She has always been afraid to come here.
It is the river she most remembers, the living and the dead both crying for help.
A world that allowed neither tears nor lamentation.
The matsu trees brush her hair as she passes beneath them, as do the shining strands of barbed wire.
Where this lake is, there was a lake, where these black pine grow, there grew black pine.
Where there is no teahouse I see a wooden teahouse and the corpses of those who slept in it.
On the opposite bank of the Ota, a weeping willow etches its memory of their faces into the water.
Where light touches the face, the character for heart is written.
She strokes a burnt trunk wrapped in straw: I was weak and my skin hung from my fingertips like cloth
Do you think for a moment we were human beings to them?
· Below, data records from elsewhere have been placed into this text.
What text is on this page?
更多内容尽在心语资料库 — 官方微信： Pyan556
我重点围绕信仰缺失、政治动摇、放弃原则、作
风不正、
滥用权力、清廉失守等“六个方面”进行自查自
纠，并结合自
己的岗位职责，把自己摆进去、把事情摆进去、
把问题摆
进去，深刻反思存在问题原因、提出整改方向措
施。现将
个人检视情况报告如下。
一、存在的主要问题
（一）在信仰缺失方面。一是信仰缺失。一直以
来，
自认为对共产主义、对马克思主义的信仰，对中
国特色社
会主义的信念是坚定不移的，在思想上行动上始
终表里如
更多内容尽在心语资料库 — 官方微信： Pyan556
She comes to the stone angel holding paper cranes. Not an angel, but a woman where she once had been, who walks through the garden Shukkei-en calling the carp to the surface by clapping her hands.
Do Americans think of us?
So she began as we squatted over the toilets: If you want, I'll tell you, but nothing I say will be enough.
We tried to dress our burns with vegetable oil.
Her hair is the white froth of rice rising up kettlesides, her mind also. In the postwar years she thought deeply about how to live.
The common greeting dozo-yiroshku is please take care of me. All hibakusha still alive were children then.
A cemetery seen from the air is a child's city.
I don't like this particular red flower because it reminds me of a woman's brain crushed under a roof.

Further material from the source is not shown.